Haven’t we all experienced the various kinds of waiting that take place in our lives…ranging from the annoying kind…like waiting on your car to get fixed with no communication forthcoming to the more serious…waiting for the pain to go away from an accident, or surgery or some other form of health issue?

There is also the expectant type of waiting….to hear if someone is pregnant, or results from a medical test, or a reply back from a job interview or college application. There are more kinds of waiting we all experience in life than we can really count. Most of us remember the anxious type of waiting.

But then there’s the good kind of waiting. Quinn Caldwell calls it the “delicious shivery kind.”  These kinds of waiting scenarios fall under categories like waiting for your daddy to get home from a long trip with  surprise gifts in hand. There’s the smell of a delicious pie or other treat cooking in the oven. There’s the feeling of surprise and wonder when one feels her firstborn baby kick for the first time.

Advent…those weeks leading up to Christmas are about both kinds of waiting.

When we get down at the state of affairs around the world and have seen one too many horrific scenes of man’s destructive power over his fellow man we are choosing to see God’s absence. We just want God to show up and make everything perfect again.

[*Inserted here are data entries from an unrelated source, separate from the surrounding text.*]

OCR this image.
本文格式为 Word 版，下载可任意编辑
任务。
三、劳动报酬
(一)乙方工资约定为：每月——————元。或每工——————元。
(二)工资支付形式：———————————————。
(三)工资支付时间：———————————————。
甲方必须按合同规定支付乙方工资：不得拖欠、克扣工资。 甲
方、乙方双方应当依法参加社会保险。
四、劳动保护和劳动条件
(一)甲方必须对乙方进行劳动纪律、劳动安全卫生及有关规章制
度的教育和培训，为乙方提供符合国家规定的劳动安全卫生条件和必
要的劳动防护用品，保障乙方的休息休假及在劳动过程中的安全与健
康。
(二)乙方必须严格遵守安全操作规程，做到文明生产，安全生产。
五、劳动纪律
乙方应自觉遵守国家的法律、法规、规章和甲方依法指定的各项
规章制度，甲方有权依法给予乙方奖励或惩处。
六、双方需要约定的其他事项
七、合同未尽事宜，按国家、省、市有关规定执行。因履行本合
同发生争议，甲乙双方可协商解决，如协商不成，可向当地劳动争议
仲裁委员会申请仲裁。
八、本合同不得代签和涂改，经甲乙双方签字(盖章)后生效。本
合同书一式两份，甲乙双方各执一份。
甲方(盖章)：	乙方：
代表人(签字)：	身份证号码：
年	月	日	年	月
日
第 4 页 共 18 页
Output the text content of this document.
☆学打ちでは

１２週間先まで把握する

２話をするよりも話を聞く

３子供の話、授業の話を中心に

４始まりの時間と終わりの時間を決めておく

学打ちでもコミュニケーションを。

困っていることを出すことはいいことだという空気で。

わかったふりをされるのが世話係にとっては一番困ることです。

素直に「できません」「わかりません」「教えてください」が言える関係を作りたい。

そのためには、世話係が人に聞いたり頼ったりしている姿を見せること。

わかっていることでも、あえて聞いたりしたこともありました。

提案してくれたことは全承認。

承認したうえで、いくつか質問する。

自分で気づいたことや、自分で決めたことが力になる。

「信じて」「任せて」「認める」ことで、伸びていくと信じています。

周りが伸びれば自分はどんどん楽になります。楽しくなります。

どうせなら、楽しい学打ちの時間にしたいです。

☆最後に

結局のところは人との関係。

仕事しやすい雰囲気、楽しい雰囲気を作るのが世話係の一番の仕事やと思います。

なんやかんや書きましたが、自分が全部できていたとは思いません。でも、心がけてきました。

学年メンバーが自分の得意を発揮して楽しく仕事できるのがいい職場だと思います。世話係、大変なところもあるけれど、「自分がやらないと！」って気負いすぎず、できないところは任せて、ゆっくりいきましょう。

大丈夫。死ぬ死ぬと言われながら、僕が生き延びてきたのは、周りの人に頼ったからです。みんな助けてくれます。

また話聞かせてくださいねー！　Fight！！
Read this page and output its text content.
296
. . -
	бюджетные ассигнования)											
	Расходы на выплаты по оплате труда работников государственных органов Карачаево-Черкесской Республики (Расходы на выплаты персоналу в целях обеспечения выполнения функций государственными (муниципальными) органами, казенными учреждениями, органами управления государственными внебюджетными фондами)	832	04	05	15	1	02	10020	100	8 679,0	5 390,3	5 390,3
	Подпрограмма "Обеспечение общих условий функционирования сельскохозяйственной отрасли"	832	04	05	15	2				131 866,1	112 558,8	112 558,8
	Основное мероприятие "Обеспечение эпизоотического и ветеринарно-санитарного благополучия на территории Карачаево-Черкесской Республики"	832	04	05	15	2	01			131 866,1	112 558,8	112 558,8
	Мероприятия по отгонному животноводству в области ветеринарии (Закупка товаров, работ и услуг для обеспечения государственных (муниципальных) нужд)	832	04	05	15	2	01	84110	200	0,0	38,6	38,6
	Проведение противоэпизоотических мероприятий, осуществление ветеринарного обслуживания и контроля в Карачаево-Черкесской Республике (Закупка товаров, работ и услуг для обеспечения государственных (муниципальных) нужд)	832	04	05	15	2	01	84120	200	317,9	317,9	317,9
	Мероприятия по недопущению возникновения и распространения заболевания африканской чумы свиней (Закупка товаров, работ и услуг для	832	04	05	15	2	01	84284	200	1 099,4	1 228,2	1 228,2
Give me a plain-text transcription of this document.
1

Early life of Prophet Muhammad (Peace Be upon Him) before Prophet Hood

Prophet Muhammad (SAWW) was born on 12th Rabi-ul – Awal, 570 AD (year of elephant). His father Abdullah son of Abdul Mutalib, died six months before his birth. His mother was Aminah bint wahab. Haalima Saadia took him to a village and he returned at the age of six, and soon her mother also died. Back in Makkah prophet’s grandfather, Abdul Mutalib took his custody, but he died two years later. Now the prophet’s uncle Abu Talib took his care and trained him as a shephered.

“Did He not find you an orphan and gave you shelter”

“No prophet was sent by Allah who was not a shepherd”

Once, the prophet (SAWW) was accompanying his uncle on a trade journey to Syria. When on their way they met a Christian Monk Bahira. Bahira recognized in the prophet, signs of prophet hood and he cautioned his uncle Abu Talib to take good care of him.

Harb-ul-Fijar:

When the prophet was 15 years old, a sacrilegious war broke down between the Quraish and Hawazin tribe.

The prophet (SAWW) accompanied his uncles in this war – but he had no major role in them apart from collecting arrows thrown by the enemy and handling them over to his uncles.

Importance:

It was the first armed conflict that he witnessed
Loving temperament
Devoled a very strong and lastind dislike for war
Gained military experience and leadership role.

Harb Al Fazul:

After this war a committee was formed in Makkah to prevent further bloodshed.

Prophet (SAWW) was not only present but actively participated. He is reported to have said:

Caldwell says, on the other hand, advent is about ” choosing to see God’s almost presence. It’s about looking around at the state of the world, at the struggling schoolteachers and rich philanthropists doing the right things, at babies being born, and the love being made and the ancient stars shining bright as hope in the cold night sky. It’s about looking around at all of this, reading the signs, and knowing that everything, one day, in an instance, will change.”  

“Advent is about standing mired in mud calling out “How much longer Lord?” But just as surely it’s about standing in the shining, shivering with delight and singing, “Come, Lord, come.” (All I Really Want…Readings for a Modern Christmas-Quinn Caldwell)

So until tomorrow…Let us spend our time looking for signs of God’s presence in our lives and not choosing to be blinded by some men’s interpretation of His absence.

“Today is my favorite day”  Winnie the Poo

A few weeks ago Cindy Ashley saw this charming little “rabbit” in a neighboring yard when visiting her granddaughter. She took the picture and sent me…besides being just plain cute…the colors work…red and green!

So on this first day of December, say “rabbit” and have a wonderful feel of Christmas in the air this month.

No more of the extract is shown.